Multi-Input Deep Learning Approach for Breast Cancer Screening Using Thermal Infrared Imaging and Clinical Data

Breast cancer is one of the most prevalent causes of death among women across the globe. Early detection is the best strategy for reducing the mortality rate. Currently, mammography is the standard screening modality, which has its shortcomings. To complement this modality, thermal infrared-based Computer-Aided Diagnosis (CADx) tools have been presented as economical, less hazardous, and a suitable solution for various age groups. Although a viable solution, most CADx systems are built primarily from frontal breast thermograms, and are likely to miss lesions that may develop on the sides. Additionally, these systems often disregard critical clinical data, such as risk factors. This paper presents a novel CADx system that utilizes deep learning techniques for breast cancer detection. The system incorporates multiple breast thermogram views and corresponding patient clinical data to improve the accuracy of the diagnosis.

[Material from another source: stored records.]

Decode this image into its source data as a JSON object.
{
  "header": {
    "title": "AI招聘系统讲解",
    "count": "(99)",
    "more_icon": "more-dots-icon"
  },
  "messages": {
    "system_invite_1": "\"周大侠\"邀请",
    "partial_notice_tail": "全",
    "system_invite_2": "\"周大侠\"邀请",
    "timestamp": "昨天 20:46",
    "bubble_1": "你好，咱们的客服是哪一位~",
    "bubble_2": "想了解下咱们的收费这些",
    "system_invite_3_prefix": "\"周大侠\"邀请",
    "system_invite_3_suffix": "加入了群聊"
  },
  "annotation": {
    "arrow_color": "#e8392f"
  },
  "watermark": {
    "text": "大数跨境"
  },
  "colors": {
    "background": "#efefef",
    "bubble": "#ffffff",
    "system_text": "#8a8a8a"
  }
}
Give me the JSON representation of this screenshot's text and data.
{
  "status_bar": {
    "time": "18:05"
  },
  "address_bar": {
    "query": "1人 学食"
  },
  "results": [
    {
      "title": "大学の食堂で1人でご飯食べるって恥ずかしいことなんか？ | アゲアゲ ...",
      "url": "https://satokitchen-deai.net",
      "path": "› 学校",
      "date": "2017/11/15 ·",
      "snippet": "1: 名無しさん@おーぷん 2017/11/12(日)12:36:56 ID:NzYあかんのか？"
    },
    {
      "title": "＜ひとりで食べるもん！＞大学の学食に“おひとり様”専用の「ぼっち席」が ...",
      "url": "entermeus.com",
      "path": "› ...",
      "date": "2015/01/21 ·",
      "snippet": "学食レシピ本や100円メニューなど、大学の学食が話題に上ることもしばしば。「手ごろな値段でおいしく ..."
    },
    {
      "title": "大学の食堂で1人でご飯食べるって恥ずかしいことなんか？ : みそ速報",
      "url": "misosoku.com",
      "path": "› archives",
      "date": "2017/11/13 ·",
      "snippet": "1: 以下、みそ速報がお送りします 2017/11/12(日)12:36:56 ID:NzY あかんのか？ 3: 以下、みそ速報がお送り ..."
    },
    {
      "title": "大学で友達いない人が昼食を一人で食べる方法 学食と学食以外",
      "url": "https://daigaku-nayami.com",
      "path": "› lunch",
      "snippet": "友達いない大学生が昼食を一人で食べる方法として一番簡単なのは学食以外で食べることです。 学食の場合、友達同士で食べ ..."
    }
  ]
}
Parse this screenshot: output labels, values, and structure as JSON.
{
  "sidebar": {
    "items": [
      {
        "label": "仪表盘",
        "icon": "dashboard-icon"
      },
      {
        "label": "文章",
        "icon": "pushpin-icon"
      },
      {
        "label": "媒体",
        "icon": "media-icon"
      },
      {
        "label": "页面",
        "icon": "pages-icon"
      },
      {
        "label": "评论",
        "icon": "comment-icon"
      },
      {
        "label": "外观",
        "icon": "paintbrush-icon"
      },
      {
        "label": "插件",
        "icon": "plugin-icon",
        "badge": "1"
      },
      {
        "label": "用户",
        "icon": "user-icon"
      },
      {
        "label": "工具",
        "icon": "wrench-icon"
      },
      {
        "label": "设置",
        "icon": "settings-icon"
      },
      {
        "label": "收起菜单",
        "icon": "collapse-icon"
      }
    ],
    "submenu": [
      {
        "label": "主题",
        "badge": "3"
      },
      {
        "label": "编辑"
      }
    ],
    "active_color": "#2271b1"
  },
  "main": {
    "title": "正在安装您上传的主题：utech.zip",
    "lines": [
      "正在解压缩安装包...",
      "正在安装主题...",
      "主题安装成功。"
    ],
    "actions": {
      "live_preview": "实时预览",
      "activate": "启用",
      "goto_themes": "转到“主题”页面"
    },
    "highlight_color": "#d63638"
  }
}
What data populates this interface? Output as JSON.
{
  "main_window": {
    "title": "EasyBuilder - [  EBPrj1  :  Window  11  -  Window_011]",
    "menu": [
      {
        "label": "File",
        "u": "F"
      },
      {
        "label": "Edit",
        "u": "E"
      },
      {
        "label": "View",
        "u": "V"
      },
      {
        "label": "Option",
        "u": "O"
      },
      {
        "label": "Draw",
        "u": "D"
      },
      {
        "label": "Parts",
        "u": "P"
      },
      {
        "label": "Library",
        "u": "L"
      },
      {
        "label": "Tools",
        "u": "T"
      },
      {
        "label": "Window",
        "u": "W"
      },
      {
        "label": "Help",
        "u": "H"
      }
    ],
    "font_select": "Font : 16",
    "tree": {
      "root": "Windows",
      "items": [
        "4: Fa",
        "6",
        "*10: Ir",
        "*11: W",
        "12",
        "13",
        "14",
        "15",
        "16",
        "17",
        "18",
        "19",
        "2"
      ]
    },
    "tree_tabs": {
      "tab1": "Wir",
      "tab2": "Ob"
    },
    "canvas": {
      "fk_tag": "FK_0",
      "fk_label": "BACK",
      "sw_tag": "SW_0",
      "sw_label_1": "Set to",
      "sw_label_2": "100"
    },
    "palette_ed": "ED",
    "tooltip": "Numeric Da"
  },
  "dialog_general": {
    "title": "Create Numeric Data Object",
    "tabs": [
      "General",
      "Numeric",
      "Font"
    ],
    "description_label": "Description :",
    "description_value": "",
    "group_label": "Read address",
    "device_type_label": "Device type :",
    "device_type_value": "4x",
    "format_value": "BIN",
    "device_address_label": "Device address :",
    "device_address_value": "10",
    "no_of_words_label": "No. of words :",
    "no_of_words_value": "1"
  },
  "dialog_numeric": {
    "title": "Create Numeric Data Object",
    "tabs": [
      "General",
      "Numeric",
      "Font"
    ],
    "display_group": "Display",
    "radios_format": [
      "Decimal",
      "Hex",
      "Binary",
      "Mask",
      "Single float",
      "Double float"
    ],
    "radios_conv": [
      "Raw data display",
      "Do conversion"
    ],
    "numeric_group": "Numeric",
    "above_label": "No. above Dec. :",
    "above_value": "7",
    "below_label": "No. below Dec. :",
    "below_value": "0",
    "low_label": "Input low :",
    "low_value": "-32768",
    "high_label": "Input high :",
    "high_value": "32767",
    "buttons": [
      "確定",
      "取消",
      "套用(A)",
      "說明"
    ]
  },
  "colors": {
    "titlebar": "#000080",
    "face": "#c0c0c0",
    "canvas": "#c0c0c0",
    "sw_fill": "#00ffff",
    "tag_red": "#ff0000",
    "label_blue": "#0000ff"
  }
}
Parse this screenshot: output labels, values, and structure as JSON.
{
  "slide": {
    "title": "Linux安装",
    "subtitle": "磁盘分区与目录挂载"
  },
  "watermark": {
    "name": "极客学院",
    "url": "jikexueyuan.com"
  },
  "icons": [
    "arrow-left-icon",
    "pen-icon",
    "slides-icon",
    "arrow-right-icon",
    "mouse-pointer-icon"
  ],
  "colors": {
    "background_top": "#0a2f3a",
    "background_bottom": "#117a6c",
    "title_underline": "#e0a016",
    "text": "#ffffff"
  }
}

We describe the methodology of the system, including the extraction of regions of interest from images and the use of transfer learning to train three different models. We evaluate the performance of the models and compare them to similar works from the literature. The results demonstrate that using multi-inputs outperforms single-input models and achieves an overall accuracy of 90.48%, a sensitivity of 93.33%, and an AUROC curve of 0.94. This approach could offer a more cost-effective and less hazardous screening option for breast cancer detection, particularly for a wide range of age groups.